The downside to electronic ignitions can be the bike won't start if the battery is dead on some models, so you can't bump start them, and if they do fail they are likely beyond a road side fix - however now they are extremely reliable. If you need new points, condensers and everything then it probably makes sense to put that money towards an electronic ignition, but you should never feel it's compulsory.

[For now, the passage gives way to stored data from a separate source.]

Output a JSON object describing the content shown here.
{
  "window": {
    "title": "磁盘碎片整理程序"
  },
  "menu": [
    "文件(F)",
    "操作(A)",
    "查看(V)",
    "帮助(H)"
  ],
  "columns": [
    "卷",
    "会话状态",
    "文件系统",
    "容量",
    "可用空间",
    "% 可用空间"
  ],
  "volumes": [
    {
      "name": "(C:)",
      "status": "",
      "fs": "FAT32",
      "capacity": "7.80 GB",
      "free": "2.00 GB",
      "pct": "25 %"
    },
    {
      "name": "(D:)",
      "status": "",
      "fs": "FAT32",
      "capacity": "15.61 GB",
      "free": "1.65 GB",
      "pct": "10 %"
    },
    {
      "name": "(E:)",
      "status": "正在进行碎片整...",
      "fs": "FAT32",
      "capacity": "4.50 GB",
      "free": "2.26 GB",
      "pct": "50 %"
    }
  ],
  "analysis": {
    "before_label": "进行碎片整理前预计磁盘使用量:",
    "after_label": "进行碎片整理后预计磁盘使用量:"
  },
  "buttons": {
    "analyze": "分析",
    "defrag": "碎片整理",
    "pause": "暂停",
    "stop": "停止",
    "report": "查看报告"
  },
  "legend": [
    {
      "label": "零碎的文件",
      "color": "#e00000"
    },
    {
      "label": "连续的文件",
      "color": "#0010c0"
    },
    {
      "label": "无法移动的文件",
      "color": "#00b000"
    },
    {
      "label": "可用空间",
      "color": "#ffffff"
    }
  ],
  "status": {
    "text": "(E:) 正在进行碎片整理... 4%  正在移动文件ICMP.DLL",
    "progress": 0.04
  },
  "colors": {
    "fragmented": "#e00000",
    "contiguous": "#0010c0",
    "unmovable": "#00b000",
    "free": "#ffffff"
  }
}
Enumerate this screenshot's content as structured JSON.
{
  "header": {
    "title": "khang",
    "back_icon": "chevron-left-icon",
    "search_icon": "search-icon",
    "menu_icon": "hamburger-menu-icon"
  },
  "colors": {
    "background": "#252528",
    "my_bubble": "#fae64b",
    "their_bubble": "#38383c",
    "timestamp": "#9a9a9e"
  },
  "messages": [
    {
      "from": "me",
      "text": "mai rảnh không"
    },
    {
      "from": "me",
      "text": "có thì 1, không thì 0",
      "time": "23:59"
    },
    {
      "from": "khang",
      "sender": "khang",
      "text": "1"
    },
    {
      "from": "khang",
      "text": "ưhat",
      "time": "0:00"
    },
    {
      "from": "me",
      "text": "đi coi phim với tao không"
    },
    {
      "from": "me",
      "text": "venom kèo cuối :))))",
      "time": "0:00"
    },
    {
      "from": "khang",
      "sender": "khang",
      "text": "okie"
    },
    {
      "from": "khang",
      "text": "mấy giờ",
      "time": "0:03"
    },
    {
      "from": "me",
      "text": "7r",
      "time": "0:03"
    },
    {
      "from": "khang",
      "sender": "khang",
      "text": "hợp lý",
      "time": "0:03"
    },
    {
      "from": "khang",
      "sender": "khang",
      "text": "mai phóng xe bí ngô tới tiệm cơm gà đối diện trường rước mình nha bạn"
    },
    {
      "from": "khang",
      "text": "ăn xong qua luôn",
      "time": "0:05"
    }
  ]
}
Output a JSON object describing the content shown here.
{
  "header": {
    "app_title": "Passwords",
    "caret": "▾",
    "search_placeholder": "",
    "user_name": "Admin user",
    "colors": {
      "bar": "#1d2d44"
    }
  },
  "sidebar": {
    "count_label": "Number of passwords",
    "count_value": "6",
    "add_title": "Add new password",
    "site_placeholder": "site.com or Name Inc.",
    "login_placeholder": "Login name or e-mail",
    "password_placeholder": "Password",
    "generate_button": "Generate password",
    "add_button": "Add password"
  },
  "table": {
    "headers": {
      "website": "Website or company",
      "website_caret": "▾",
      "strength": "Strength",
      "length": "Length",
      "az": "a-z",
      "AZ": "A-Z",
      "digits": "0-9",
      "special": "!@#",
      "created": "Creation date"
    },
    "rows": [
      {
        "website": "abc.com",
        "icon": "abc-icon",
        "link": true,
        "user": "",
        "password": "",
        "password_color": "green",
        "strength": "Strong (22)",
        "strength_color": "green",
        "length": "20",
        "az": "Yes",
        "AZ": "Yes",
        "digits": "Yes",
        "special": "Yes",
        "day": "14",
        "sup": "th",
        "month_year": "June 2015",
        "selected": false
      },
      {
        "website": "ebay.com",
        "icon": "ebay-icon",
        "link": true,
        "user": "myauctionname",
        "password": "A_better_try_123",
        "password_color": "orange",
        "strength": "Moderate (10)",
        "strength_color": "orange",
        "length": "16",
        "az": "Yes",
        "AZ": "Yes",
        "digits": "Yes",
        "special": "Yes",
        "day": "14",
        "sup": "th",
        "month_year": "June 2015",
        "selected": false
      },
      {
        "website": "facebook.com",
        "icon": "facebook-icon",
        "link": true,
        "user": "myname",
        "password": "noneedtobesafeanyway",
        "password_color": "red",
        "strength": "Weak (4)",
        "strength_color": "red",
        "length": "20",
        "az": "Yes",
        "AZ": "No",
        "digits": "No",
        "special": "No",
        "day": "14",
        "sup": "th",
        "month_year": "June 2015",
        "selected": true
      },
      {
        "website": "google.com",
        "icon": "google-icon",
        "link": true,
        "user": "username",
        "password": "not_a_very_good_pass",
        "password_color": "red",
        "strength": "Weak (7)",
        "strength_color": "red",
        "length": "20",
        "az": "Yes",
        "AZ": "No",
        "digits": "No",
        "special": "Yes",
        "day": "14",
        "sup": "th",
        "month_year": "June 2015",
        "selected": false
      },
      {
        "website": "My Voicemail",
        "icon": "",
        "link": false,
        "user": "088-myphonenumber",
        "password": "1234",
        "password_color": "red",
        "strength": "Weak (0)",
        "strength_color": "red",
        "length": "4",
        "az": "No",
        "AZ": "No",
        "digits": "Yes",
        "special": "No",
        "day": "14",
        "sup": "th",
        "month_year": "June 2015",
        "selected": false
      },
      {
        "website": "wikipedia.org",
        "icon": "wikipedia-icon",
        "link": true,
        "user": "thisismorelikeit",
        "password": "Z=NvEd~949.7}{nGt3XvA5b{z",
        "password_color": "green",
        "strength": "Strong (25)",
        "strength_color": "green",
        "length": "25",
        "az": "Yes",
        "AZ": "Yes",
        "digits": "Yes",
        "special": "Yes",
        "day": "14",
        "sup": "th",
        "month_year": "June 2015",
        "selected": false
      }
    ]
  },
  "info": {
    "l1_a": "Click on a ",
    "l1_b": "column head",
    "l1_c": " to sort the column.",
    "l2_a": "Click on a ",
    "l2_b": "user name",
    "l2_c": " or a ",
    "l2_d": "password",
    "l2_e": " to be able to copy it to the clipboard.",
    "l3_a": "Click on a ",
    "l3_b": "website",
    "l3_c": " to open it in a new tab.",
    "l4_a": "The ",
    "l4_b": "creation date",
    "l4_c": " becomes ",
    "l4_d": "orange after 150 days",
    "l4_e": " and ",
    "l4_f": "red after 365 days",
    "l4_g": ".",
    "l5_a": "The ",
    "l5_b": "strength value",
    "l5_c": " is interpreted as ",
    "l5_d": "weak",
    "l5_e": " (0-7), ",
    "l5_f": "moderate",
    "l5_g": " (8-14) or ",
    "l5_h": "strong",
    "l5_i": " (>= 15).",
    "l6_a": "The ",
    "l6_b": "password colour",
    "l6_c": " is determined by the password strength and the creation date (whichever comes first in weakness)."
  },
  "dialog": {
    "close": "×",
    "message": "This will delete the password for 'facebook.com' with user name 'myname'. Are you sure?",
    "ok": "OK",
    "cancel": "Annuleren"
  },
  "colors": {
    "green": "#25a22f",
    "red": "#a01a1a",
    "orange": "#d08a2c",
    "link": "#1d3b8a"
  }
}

One reason I still have my points on my KZ650 is I bought a whole GPz750R1 parts bike, primarily because it was very cheap and I made money selling the parts on eBay, but also because I wanted the oil cooler and oil pan and the electronic ignition to convert my ignition system - but I put the ignition parts in a safe place in my shed and have not been able to find them for 4 or 5 years, I'm sure they''l turn up one day, in the mean time I'm not buying a Dyna S for it when I have a perfectly good OEM system hiding in my shed
although I bet if I did buy one, I'd find the parts the next day
I've looked at them for my Triumph, but that starts and idles so well I've yet to feel it necessary. One thing I like about the systems available for the Triumph is they do away with the mechanical ignition advance, using their own programmed advance curve, which is a big improvement over the mechanical systems which tend to go to full advance too early. I'll probably buy one eventually for that reason alone.